In [1]:
import torch
import numpy as np
import torch.nn as nn
import torchtext
from glob import glob

In [2]:
files = glob(f'../input/poemsdataset/forms/**/*.txt')
files[:5]

['../input/poemsdataset/forms/lay/LayPoemsLayAGarlandOnMyHearsePoembyFrancisBeaumont.txt',
 '../input/poemsdataset/forms/lay/LayPoemsLayHisSwordByHisSidePoembyThomasMoore.txt',
 '../input/poemsdataset/forms/lay/LayPoemsLayAGarlandOnMyHearsePoembyBeaumontandFletcher.txt',
 '../input/poemsdataset/forms/lay/LayPoemsAsILayWithHeadInYourLapCameradoPoembyWaltWhitman.txt',
 '../input/poemsdataset/forms/lay/LayPoemsTheDeerLayDownTheirBonesPoembyRobinsonJeffers.txt']

In [5]:
len(files)

6322

In [38]:
all_texts = [open(f, encoding='utf8').read() for f in files[:2000]]

In [39]:
text = [f for sublist in all_texts for f in sublist]

In [40]:
char_set = set(text)

print('Total Length:', len(text))
print('Unique characters:', len(char_set))

Total Length: 2025685
Unique characters: 311


In [41]:
chars_sorted = sorted(char_set)
char2int = {ch:i for i, ch in enumerate(chars_sorted)}

char_array = np.array(chars_sorted)

text_encoded = np.array([char2int[ch] for ch in text], dtype=np.int32)
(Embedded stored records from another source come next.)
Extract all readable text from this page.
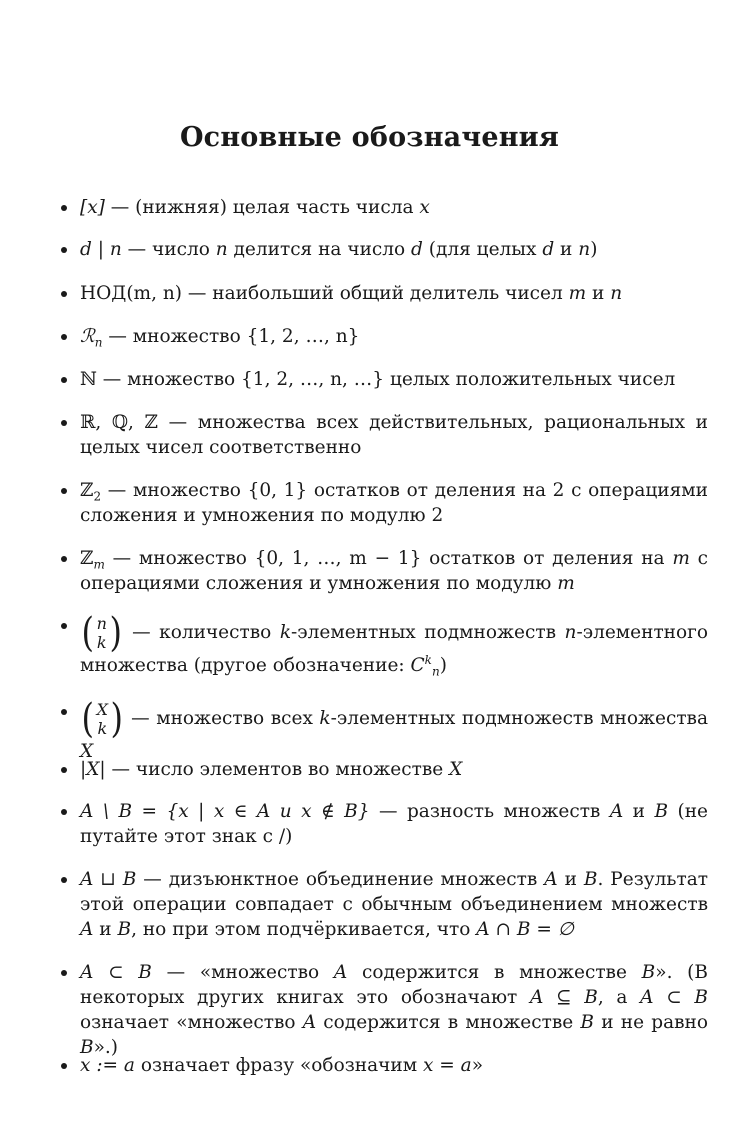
Основные обозначения
[x] — (нижняя) целая часть числа x
d | n — число n делится на число d (для целых d и n)
НОД(m, n) — наибольший общий делитель чисел m и n
ℛ$_n$ — множество {1, 2, …, n}
ℕ — множество {1, 2, …, n, …} целых положительных чисел
ℝ, ℚ, ℤ — множества всех действительных, рациональных и целых чисел соответственно
ℤ$_2$ — множество {0, 1} остатков от деления на 2 с операциями сложения и умножения по модулю 2
ℤ$_m$ — множество {0, 1, …, m − 1} остатков от деления на m с операциями сложения и умножения по модулю m
( n
k ) — количество k-элементных подмножеств n-элементного множества (другое обозначение: $C^k_n$)
( X
k ) — множество всех k-элементных подмножеств множества X
|X| — число элементов во множестве X
A \ B = {x | x ∈ A и x ∉ B} — разность множеств A и B (не путайте этот знак с /)
A ⊔ B — дизъюнктное объединение множеств A и B. Результат этой операции совпадает с обычным объединением множеств A и B, но при этом подчёркивается, что A ∩ B = ∅
A ⊂ B — «множество A содержится в множестве B». (В некоторых других книгах это обозначают A ⊆ B, а A ⊂ B означает «множество A содержится в множестве B и не равно B».)
x := a означает фразу «обозначим x = a»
print('Text encoded shape: ', text_encoded.shape)

print(text[:15], '     == Encoding ==> ', text_encoded[:15])
print(text_encoded[15:21], ' == Reverse  ==> ', ''.join(char_array[text_encoded[15:21]]))

Text encoded shape:  (2025685,)
['L', 'a', 'y', ' ', 'a', ' ', 'g', 'a', 'r', 'l', 'a', 'n', 'd', ' ', 'o']      == Encoding ==>  [46 67 91  2 67  2 73 67 84 78 67 80 70  2 81]
[80  2 79 91  2 74]  == Reverse  ==>  n my h


In [42]:
len(text), len(text_encoded)

(2025685, 2025685)

In [43]:
for ex in text_encoded[:5]:
    print('{} -> {}'.format(ex, char_array[ex]))

46 -> L
67 -> a
91 -> y
2 ->  
67 -> a


In [44]:
seq_length = 20
chunk_size = seq_length + 1

text_chunks = [text_encoded[i:i+chunk_size] 
               for i in range(len(text_encoded)-chunk_size)] 

## inspection:
for seq in text_chunks[:1]:
    input_seq = seq[:seq_length]
    target = seq[seq_length] 
    print(input_seq, ' -> ', target)
    print(repr(''.join(char_array[input_seq])), 
          ' -> ', repr(''.join(char_array[target])))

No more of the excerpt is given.